Any explanations regarding why this happens would be much appreciated, and work-arounds if any. I'm guessing I could use the substring function to check this specific substring in the original string, but I find pattern matching intriguing and wanted to take a shot. Also, I need specific information in the char list located somewhere later in the string, and I was wondering if my pattern could be:

#"some useless characters"::#"list of characters I want"::#"newline character"

I checked out How to do pattern matching on string in SML? but it didn't help.

fun somefunction(#"a"::#"b"::#"c"::#"d"::_::nil) = print("true\n")
  | somefunction(_) = print("false\n")

Solution

  • If you add parentheses around the characters the problem goes away:

    fun somefunction((#"a")::(#"b")::(#"c")::(#"d")::_::nil) = print("true\n")
      | somefunction(_) = print("false\n")
    

    Then somefunction (explode "abcde") prints true and somefunction (explode "abcdef") prints false.

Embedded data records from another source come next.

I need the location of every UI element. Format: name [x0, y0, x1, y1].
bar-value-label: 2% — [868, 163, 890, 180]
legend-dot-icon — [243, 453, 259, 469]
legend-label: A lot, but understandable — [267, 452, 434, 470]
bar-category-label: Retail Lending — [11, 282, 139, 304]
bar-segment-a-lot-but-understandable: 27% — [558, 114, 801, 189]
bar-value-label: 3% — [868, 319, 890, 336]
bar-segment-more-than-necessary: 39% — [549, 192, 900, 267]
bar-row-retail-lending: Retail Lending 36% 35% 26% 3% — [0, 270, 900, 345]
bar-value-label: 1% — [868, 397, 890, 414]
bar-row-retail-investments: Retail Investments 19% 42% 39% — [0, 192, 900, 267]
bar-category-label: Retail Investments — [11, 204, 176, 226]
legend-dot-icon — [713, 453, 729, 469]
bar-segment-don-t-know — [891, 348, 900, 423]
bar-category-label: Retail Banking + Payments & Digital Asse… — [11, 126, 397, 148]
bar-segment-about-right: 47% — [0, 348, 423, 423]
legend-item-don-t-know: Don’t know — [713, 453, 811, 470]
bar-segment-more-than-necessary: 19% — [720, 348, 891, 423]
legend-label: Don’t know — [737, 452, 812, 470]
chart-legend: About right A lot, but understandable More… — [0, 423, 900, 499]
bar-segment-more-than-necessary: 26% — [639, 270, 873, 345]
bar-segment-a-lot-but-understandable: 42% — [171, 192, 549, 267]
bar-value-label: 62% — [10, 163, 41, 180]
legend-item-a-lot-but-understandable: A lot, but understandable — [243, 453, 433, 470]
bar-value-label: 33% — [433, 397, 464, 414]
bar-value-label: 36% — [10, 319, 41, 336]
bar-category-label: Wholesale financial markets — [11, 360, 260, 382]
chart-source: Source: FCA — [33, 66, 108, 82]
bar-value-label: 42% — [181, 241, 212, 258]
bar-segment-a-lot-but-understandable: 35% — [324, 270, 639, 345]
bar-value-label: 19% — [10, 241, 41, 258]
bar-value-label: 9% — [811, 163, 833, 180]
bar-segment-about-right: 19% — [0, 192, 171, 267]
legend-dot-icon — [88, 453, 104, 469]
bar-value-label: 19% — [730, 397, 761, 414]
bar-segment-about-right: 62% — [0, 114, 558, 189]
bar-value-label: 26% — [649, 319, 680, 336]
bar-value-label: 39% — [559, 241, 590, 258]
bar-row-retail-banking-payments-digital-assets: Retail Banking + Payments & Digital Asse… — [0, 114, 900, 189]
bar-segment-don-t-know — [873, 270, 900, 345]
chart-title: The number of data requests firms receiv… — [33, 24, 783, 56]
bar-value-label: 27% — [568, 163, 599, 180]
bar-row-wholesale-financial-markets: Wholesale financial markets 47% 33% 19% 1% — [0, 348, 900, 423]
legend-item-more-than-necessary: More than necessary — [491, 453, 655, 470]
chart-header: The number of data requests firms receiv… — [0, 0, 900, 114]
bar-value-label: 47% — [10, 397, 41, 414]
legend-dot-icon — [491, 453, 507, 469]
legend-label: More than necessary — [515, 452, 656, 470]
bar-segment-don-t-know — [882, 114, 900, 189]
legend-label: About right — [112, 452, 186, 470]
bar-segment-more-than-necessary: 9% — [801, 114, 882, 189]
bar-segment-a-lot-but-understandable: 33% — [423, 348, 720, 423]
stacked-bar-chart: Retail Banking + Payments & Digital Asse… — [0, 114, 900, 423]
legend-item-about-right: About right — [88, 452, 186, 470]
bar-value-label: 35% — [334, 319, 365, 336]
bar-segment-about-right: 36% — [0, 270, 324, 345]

    I'm not quite sure why the SML parser had difficulties parsing the original definition. The error message suggests that is was interpreting # as a function which is applied to strings. The problem doesn't arise simply in pattern matching. SML also has difficulty with an expression like #"a"::#"b"::[]. At first it seems like a precedence problem (of # and ::) but that isn't the issue since #"a"::explode "bc" works as expected (matching your observation of how your definition worked when only one # appeared). I suspect that the problem traces to the fact that characters where added to the language with SML 97. The earlier SML 90 viewed characters as strings of length 1. Perhaps there is some sort of behind-the-scenes kludge with the way the symbol # as a part of character literals was grafted onto the language.